When asked to share how his longtime membership in AIAA has helped him throughout his professional career, Argrow reiterated that his early involvement through the AIAA student chapter at OU “provided a great environment,” and that it helped him establish his identity as an aerospace engineer, as well as “solidify[ing]” his career choice in aerospace engineering.
He added that his AIAA membership helped him navigate through his “entire undergrad through Ph.D. educational and research experience,” and that when he presented his first research papers at an AIAA conference, it “opened the door to the tremendous opportunities to network and build professional friendships and formal collaborations.” Upon his realization that his career was so “intertwined with AIAA,” his decision to become a lifetime member “was just as natural as my original decision to join AIAA as an undergraduate some 30+ years ago.”

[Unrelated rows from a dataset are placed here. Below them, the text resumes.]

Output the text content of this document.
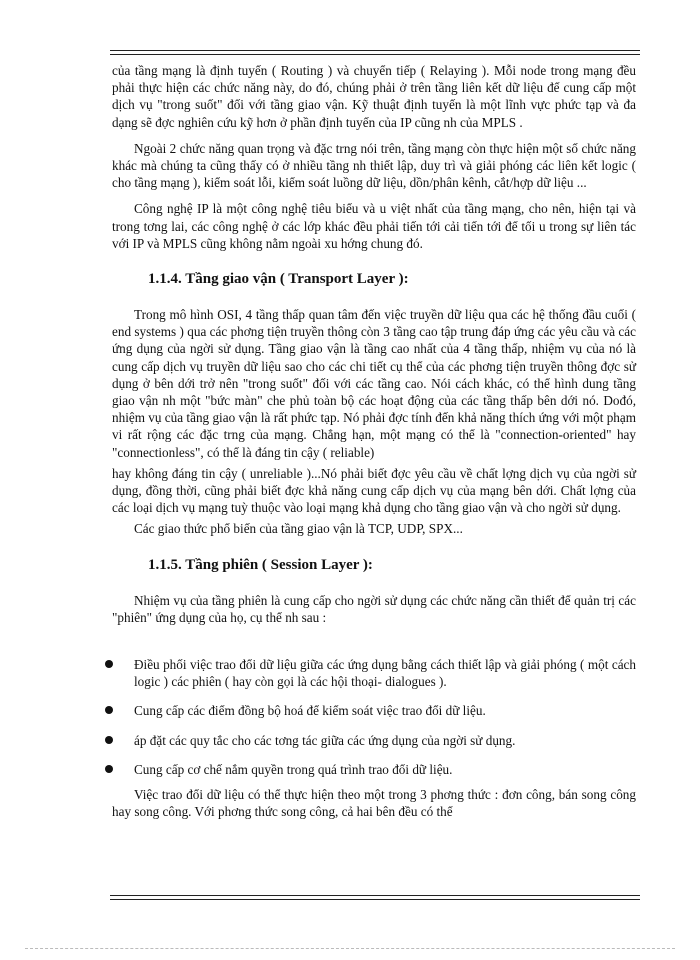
của tầng mạng là định tuyến ( Routing ) và chuyển tiếp ( Relaying ). Mỗi node trong mạng đều phải thực hiện các chức năng này, do đó, chúng phải ở trên tầng liên kết dữ liệu để cung cấp một dịch vụ "trong suốt" đối với tầng giao vận. Kỹ thuật định tuyến là một lĩnh vực phức tạp và đa dạng sẽ đợc nghiên cứu kỹ hơn ở phần định tuyến của IP cũng nh của MPLS .

Ngoài 2 chức năng quan trọng và đặc trng nói trên, tầng mạng còn thực hiện một số chức năng khác mà chúng ta cũng thấy có ở nhiều tầng nh thiết lập, duy trì và giải phóng các liên kết logic ( cho tầng mạng ), kiểm soát lỗi, kiểm soát luồng dữ liệu, dồn/phân kênh, cắt/hợp dữ liệu ...

Công nghệ IP là một công nghệ tiêu biểu và u việt nhất của tầng mạng, cho nên, hiện tại và trong tơng lai, các công nghệ ở các lớp khác đều phải tiến tới cải tiến tới để tối u trong sự liên tác với IP và MPLS cũng không nằm ngoài xu hớng chung đó.

1.1.4. Tầng giao vận ( Transport Layer ):

Trong mô hình OSI, 4 tầng thấp quan tâm đến việc truyền dữ liệu qua các hệ thống đầu cuối ( end systems ) qua các phơng tiện truyền thông còn 3 tầng cao tập trung đáp ứng các yêu cầu và các ứng dụng của ngời sử dụng. Tầng giao vận là tầng cao nhất của 4 tầng thấp, nhiệm vụ của nó là cung cấp dịch vụ truyền dữ liệu sao cho các chi tiết cụ thể của các phơng tiện truyền thông đợc sử dụng ở bên dới trở nên "trong suốt" đối với các tầng cao. Nói cách khác, có thể hình dung tầng giao vận nh một "bức màn" che phủ toàn bộ các hoạt động của các tầng thấp bên dới nó. Dođó, nhiệm vụ của tầng giao vận là rất phức tạp. Nó phải đợc tính đến khả năng thích ứng với một phạm vi rất rộng các đặc trng của mạng. Chẳng hạn, một mạng có thể là "connection-oriented" hay "connectionless", có thể là đáng tin cậy ( reliable)

hay không đáng tin cậy ( unreliable )...Nó phải biết đợc yêu cầu về chất lợng dịch vụ của ngời sử dụng, đồng thời, cũng phải biết đợc khả năng cung cấp dịch vụ của mạng bên dới. Chất lợng của các loại dịch vụ mạng tuỳ thuộc vào loại mạng khả dụng cho tầng giao vận và cho ngời sử dụng.

Các giao thức phổ biến của tầng giao vận là TCP, UDP, SPX...

1.1.5. Tầng phiên ( Session Layer ):

Nhiệm vụ của tầng phiên là cung cấp cho ngời sử dụng các chức năng cần thiết để quản trị các "phiên" ứng dụng của họ, cụ thể nh sau :

Điều phối việc trao đổi dữ liệu giữa các ứng dụng bằng cách thiết lập và giải phóng ( một cách logic ) các phiên ( hay còn gọi là các hội thoại- dialogues ).
Cung cấp các điểm đồng bộ hoá để kiểm soát việc trao đổi dữ liệu.
áp đặt các quy tắc cho các tơng tác giữa các ứng dụng của ngời sử dụng.
Cung cấp cơ chế nắm quyền trong quá trình trao đổi dữ liệu.

Việc trao đổi dữ liệu có thể thực hiện theo một trong 3 phơng thức : đơn công, bán song công hay song công. Với phơng thức song công, cả hai bên đều có thể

Asked what advice he might offer to the younger generation who may be thinking of pursuing an aerospace engineering career, Argrow first noted that aerospace engineering is his “passion,” and that he was fortunate to have discovered this early on in his life and to have had influential people around him to help encourage and foster that passion.
Noting that his passion is as strong now as it was as “an 8-year-old kid in front of a black and white TV,” as he watched Neil Armstrong walk on the moon, Argrow explained that with the privilege of an advanced education and the understanding of the “math, physics, and engineering it took to put humans on the moon and return them safely to Earth,” he can now “fully appreciate the magnitude of the effort it took.”
Furthermore, he explained that his UAS research allows him to channel his passion “into an emerging technology that is changing the trajectory of history,” adding that while it may not do so as profoundly as the moon landing, “maybe in 30 years, some kid graduating high school in 2017 will look back on an aerospace career inspired by the emergence of drones and how they changed the world, in the same way that I was inspired by humans walking on the moon.”
AIAA is proud to have made Dr. Brian Argrow its October 2016 member spotlight, congratulates him on his 2016 selection as an AIAA Fellow, and wishes him all the best as he continues to play a key role in the development and implementation of this transformational technology.